Mon père a été scout et lorsque je lui demandais pourquoi il avait décidé de faire du scoutisme jusque jeune adulte (il est devenu chef scout), il me disait que pendant la guerre il avait fait du scoutisme en fraude car c'était alors interdit par les allemands et a eu envie de continuer. Ils organisaient leurs camps à Sailly un château des mines où la famille avait été accueillie pendant les bombardements.

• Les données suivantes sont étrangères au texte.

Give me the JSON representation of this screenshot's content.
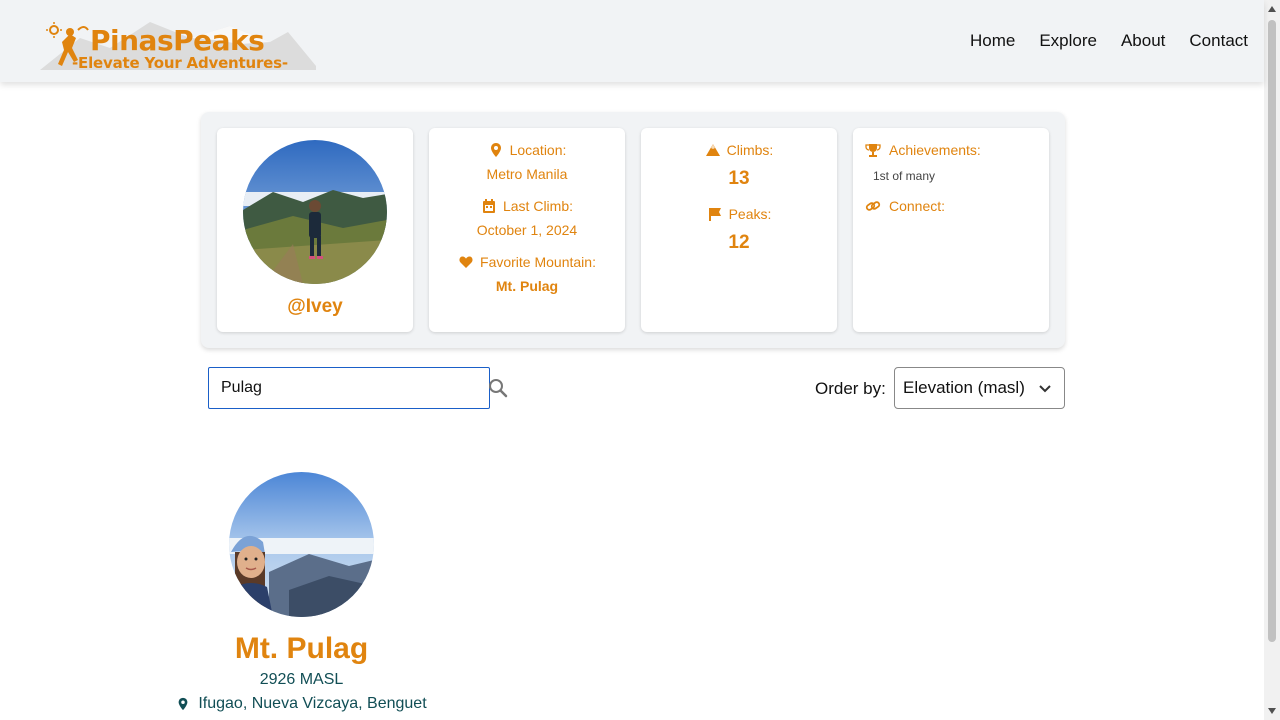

Justement la guerre de 1939-1945, encore plus difficile de faire raconter Papa... ce ne sont que des petites phrases, " Les bombardements parfois sur la route de l'école quand j'allais en vélo à l'école" , la maladie de son père Gustave qui avait été victime vers 1915 d'une encéphalite léthargique (qui est une variété rare d'encéphalite virale, qui a sévi dans le monde sur un mode épidémique au début du XX e siècle entre 1915 et 1926, c'est une maladie connue pour laisser chez certains patients des séquelles neurologiques invalidantes et définitives : il s'agit d'un syndrome parkinsonien si bien que les victimes ont l'apparence de statues, privées de parole et de mouvements). Cette maladie s'est réveillée chez mon grand-père lors d'un bombardement sans doute en 1944, ils ont alors vécu l'exode, se sont réfugiés chez le frère de Jules à Paris puis sont allés jusqu'en Auvergne comme me l'a raconté Monique une cousine germaine de mon père :
" Dans notre enfance, mon frère Jacques, ma soeur Nicole et moi avons souvent passé nos vacances avec nos cousins Yves et Robert Druesne, tantôt chez eux à Beuvry, tantôt dans des locations d'été; nos mères, les deux soeurs Germaine et Aime-Marie, s'entendaient trés bien. Cela se passait avant la guerre de 1939-1945 ou juste après. Ils sont venus avec leur mère (leur père étant mobilisé) nous rejoindre au mois de Juin 1940 à Semur-en-Auxois, près de Dijon, où nous avions passé l'année 1939-1940, de peur de bombardements à Nancy. Notre grand-mère Marthe Silice et sa soeur, notre grand-tante Alice Gaiffe nous y ont retrouvés aussi, ainsi que mon père, Henri Lemoine venu, lui, en vélo depuis Nancy. C'était la panique dans toute la France, envahie petit à petit par l'armée allemande,et presque tous cherchaient à s'enfuir... N'ayant pas de voiture, toute la famille a embarqué dans un train de marchandises vide : nous y avons passé avec beaucoup d'autres personnes 4 jours dans un wagon à bestiaux, avec de la paille sur le sol pour dormir, et bien peu de nourriture trouvée dans les gares. Le train était plus souvent à l'arrêt qu'en marche et il y a eu quelques bombardements qui l'ont fait démarrer précipitamment. Partis le dimanche 16 juin, nous sommes arrivés le jeudi 20 Juin à Saint-Étienne où la Croix-Rouge nous a accueillis, avec bien d'autres, dans des salles de classe : le train n'allait pas plus loin.Nous avons eu la chance de nous voir prêter rapidement un appartement où nous avons logé pendant 2 mois, les 5 enfants de 8 à 13 ans
couchant par terre sur le tapis du salon... Mon oncle Gustave, dont ma tante n'avait aucune nouvelle (était-il mort ou vivant, libre ou prisonnier ?) a pu nous y retrouver, grâce à la Croix-Rouge, après s'être échappé d'un camp de prisonniers de guerre, et la famille Druesne a pu repartir au complet pour Beuvry. "
Papa m'a parlé du fait qu'en tant qu'ainé, il aurait pris en charge sa famille pendant la maladie de son père (qui en a gardé des séquelles jusqu'à sa mort) pour trouver de la nourriture pendant la guerre, il a alors 16 ans.
C'est tout ce que je sais de l'enfance de mon père qui est décédé en 2013.